Thomas Kwa comments on Why Subagents?

Thomas Kwa 30 Apr 2022 17:40 UTC
15 points
The number of subagents required to represent a partial preference ordering is the order dimension of the poset. If it’s not $O (log n)$ in the number of states, this would be bad for the subagents hypothesis! There are exponentially many possible states of the world, and superlogarithmic order dimension would mean agents have a number of subagents superlinear in the number of atoms in the world. So what are the order dimensions of posets we care about? I found the following results with a brief search:
- The order dimension of a poset is less than or equal to its width (the size of the largest set of pairwise incomparable elements). Source.
  - This doesn’t seem like a useful upper bound. If you have two sacred values, lives and beauty, then there are likely to be arbitrarily many incomparable states on the lives-beauty Pareto frontier, but the order dimension is two.
- This paper finds the following bounds for order dimension of a random poset $P_{n, p}$ (defined by taking all edges in a random graph with n vertices where each edge has probability p, orienting them, then taking the transitive closure). If $p log log n \to \infty$ , the following result holds almost surely:
  - $(1 - ϵ) \sqrt{\frac{log n}{log (1 / q)}} \leq dim P_{n, p} \leq (1 + ϵ) \sqrt{\frac{4 log n}{3 log (1 / q)}}$ where $q = 1 - p$ .
  - The order dimension of a random poset decreases as p increases. We should expect agents in the real world to have reasonably high $p$ , since refusing to make a large proportion of trades is probably bad for reward.
  - If $p = 0.99$ , then $dim P_{n, p} \leq (1 + ϵ) 0.95 \sqrt{log n}$
  - If $p = 0.5$ , then $dim P_{n, p} \leq (1 + ϵ) 2.43 \sqrt{log n}$
  - If $p = 0.01$ , we have $15.1 (1 - ϵ) \sqrt{log n} \leq dim P_{n, p} \leq 20.2 (1 + ϵ) \sqrt{log n}$
  - This is still way too many subagents (~sqrt of number of atoms in the world) to actually make sense as e.g. a model of humans, but at least it can physically fit in an agent.
  - Of course, this is just a heuristic argument, and if partial preference orderings in real life have some special structure, the conclusion might differ.
- Nora Belrose 5 Jun 2022 18:02 UTC
  4 points
  Parent
  Of course, this is just a heuristic argument, and if partial preference orderings in real life have some special structure, the conclusion might differ.
  Hmm I may be missing something here, but I suspect that “partial preference orderings in real life have some special structure” in the relevant sense, is very likely true. Human preferences don’t appear to be a random sample from the set of all possible partial orders over “world states” (or more accurately, human models of worlds).

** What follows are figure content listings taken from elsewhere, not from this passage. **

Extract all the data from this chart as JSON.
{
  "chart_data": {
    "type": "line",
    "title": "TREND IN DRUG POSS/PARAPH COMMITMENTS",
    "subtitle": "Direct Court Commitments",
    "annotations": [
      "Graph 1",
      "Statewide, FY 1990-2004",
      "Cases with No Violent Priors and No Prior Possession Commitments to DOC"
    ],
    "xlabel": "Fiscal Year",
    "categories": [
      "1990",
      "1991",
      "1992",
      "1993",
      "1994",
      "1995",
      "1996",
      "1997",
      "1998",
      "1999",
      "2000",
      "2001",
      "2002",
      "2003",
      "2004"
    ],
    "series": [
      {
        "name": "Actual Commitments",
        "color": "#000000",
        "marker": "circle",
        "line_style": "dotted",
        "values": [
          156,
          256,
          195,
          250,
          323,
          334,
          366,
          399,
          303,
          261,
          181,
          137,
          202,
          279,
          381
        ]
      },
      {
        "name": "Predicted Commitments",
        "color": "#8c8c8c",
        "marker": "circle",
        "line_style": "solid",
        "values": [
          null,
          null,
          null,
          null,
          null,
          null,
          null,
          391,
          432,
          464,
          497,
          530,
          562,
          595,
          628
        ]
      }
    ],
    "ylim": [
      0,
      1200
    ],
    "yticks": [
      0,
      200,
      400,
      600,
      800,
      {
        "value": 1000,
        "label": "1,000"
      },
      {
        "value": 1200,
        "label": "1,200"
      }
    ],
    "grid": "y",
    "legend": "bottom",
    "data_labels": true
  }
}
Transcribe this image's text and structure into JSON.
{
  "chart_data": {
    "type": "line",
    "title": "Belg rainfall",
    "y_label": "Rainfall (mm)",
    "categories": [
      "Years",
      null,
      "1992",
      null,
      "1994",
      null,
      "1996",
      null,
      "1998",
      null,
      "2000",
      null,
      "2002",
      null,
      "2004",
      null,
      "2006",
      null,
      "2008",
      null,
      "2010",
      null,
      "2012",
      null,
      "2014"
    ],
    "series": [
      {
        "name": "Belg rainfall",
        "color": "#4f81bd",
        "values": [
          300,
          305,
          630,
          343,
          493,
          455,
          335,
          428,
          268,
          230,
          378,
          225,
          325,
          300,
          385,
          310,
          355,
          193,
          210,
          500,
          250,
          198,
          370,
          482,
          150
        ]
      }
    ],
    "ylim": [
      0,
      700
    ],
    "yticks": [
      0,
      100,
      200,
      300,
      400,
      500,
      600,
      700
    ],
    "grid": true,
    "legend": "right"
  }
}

  First of all, if you model human preferences as a vector-valued utility function (i.e. one element of the vector per subagent) it seems that it has to be continuous, and probably Lipschitz, in the sense that we’re limited in how much we can care about small changes in the world state. There’s probably some translation of this property into graph theory that I’m not aware of.
  Also, it seems like there’s one or a handful of preferred factorizations of our world model into axes-of-value, and different subagents will care about different factors/axes. More specifically, it appears that human preferences have a strong tendency to track the same abstractions that we use for empirical prediction of the world; as John says, human values are a function of humans’ latent variables. If you stop believing that souls and afterlives exist as a matter of science, it’s hard to continue sincerely caring about what happens to your soul after you die. We also don’t tend to care about weird contrived properties with no explanatory/predictive power like “grue” (green before 1 January 2030 and blue afterward).
  To the extent this is the case, it should dramatically– exponentially, I think– reduce the number of posets that are really possible and therefore the number of subagents needed to describe them.